1948 Chevrolet Short Bus

I love vintage school buses, not only are they loaded with history, they are just simply cool looking! It seems like the older they are, the better the styling. This 1948 Chevy school bus doesn’t just have those great late ’40s looks, but it is a unique little short bus! The patina is interesting to say the least, but I think whether you leave it as is or fully restore, it’s going to be one sweet bus. Find it here on eBay in Pomona, California with a BIN of $7,299.

The Shortest Bus

I think one of the reasons I find buses like this so cool is that by the time I was riding a school bus, they had become big square boxes without any style. They were definitely functional and effective, but they weren’t anything to get excited about. If a bus like this had pulled up in front of my house every morning, I might have actually been excited to go to school! Alright, that might be a bit of a stretch, but I’d love to climb into a bus like this one now.

1948 Chevrolet Bus Engine

The seller doesn’t really provide us with much information or history. They claim the engine is original, but they don’t know if it turns over or not. Perhaps I’m wrong in thinking it would be easy to check and see if the engine is free? It is currently parked in a warehouse in Long Beach and can be viewed Monday through Friday. If anyone is near by and could go check this bus out, we would love to hear if the engine is free and how bad the rust is! Personally, I’d also love to know more about this buses history. Does anyone know if there are records available about the routes or school districts this bus might have worked in? It would definitely be interesting to learn more about the life this bus lived! So would you like to take a ride on the short bus?


  1. Avatar photo MH

    That’s great. High on the price. Would be fun to see one restored to 100% factory. Everyone I see seems to be a custom creation.

    Like 1
    • Avatar photo Mike H

      Technically, school busses were all custom creations. Cab and chassis were generally sent to a builder and were built to a specification.

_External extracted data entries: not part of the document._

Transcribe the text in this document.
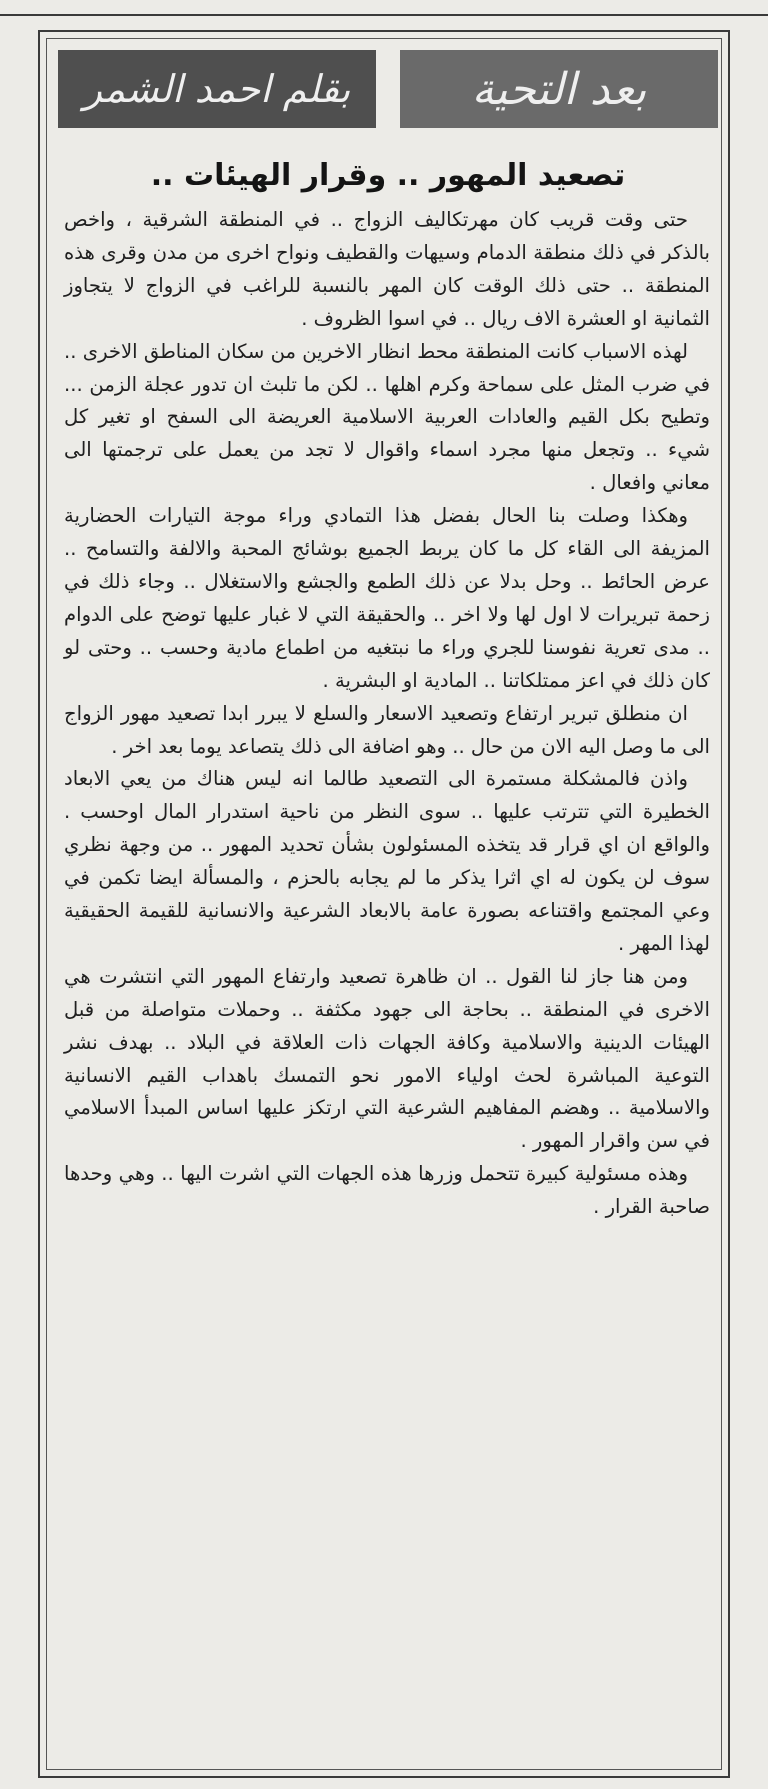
بقلم احمد الشمر	بعد التحية
تصعيد المهور .. وقرار الهيئات ..

حتى وقت قريب كان مهرتكاليف الزواج .. في المنطقة الشرقية ، واخص بالذكر في ذلك منطقة الدمام وسيهات والقطيف ونواح اخرى من مدن وقرى هذه المنطقة .. حتى ذلك الوقت كان المهر بالنسبة للراغب في الزواج لا يتجاوز الثمانية او العشرة الاف ريال .. في اسوا الظروف .

لهذه الاسباب كانت المنطقة محط انظار الاخرين من سكان المناطق الاخرى .. في ضرب المثل على سماحة وكرم اهلها .. لكن ما تلبث ان تدور عجلة الزمن ... وتطيح بكل القيم والعادات العربية الاسلامية العريضة الى السفح او تغير كل شيء .. وتجعل منها مجرد اسماء واقوال لا تجد من يعمل على ترجمتها الى معاني وافعال .

وهكذا وصلت بنا الحال بفضل هذا التمادي وراء موجة التيارات الحضارية المزيفة الى القاء كل ما كان يربط الجميع بوشائج المحبة والالفة والتسامح .. عرض الحائط .. وحل بدلا عن ذلك الطمع والجشع والاستغلال .. وجاء ذلك في زحمة تبريرات لا اول لها ولا اخر .. والحقيقة التي لا غبار عليها توضح على الدوام .. مدى تعرية نفوسنا للجري وراء ما نبتغيه من اطماع مادية وحسب .. وحتى لو كان ذلك في اعز ممتلكاتنا .. المادية او البشرية .

ان منطلق تبرير ارتفاع وتصعيد الاسعار والسلع لا يبرر ابدا تصعيد مهور الزواج الى ما وصل اليه الان من حال .. وهو اضافة الى ذلك يتصاعد يوما بعد اخر .

واذن فالمشكلة مستمرة الى التصعيد طالما انه ليس هناك من يعي الابعاد الخطيرة التي تترتب عليها .. سوى النظر من ناحية استدرار المال اوحسب . والواقع ان اي قرار قد يتخذه المسئولون بشأن تحديد المهور .. من وجهة نظري سوف لن يكون له اي اثرا يذكر ما لم يجابه بالحزم ، والمسألة ايضا تكمن في وعي المجتمع واقتناعه بصورة عامة بالابعاد الشرعية والانسانية للقيمة الحقيقية لهذا المهر .

ومن هنا جاز لنا القول .. ان ظاهرة تصعيد وارتفاع المهور التي انتشرت هي الاخرى في المنطقة .. بحاجة الى جهود مكثفة .. وحملات متواصلة من قبل الهيئات الدينية والاسلامية وكافة الجهات ذات العلاقة في البلاد .. بهدف نشر التوعية المباشرة لحث اولياء الامور نحو التمسك باهداب القيم الانسانية والاسلامية .. وهضم المفاهيم الشرعية التي ارتكز عليها اساس المبدأ الاسلامي في سن واقرار المهور .

وهذه مسئولية كبيرة تتحمل وزرها هذه الجهات التي اشرت اليها .. وهي وحدها صاحبة القرار .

There were many different builders all over the country which is why you see so many variations on the similar theme.

      Like 0
  2. Avatar photo Howard A Member

    Cool find, HOWEVER, the term “short school bus” was an extremely derogatory term when I was a teenager. Usually, the special needs children rode a “short school bus” and were the target of ridicule. If someone did something stupid, right away the joke was, “what, did you ride a “short school bus” to school”? Not insinuating that Josh feels that way, it’s just, with as thin skinned as people are today, you may offend someone that actually rides a “short school bus”. Rural areas used short school buses, and many have gone back to that now, ( mostly vans) as fewer and fewer families, with school kids, live in rural areas. This is a cool find, and probably would make a good camper conversion with a late model drive train. Other than that, it’s just an old school bus.

    Like 0
    • Avatar photo grant

      The question “do you ride the short bus” could be offensive, depending on context, but the term “short bus” is merely descriptive.

      Like 0
    • Avatar photo geomechs Member

      Hi guys. That Short-Bus moniker was obviously used across the country. I rode a short-bus, first in the form of a totally worn-out ’56 IH, then a not quite so totally worn-out ’58 GMC. I had teachers coin the phrase: ‘What’s wrong with you, did you ride the short-bus again?’ But that was also back in the day when they still used the strap, or gave you a detention where you really got put to work. Then, when you got home, your dad was standing there, brandishing the belt…

      Like 0
  3. Avatar photo Blindmarc

    Where I grew up, the kids that lived in the mountains were brought to school in these.

    Like 0
  4. Avatar photo Al

    Ever since they redid John Forces school bus on Overhaulin I was thinking of one of these.

    Like 0
  5. Avatar photo grant

    I’ve always wanted to do one of these up in the style of Ken Kesey’s Further, it would make a neat camper, and you could call it “A Little Further.” Someone please steal that idea, it’s too good and I’m not going to ever probably do it.

    Like 0
    • Avatar photo Chebby

      “A little further”. Grant, that’s great.

      Like 0
  6. Avatar photo Chebby

    Josh check this one out too. A little homely but cool, I think people are dragging a lot of old hippie campers out of junkyards now that they are being seen as collectible.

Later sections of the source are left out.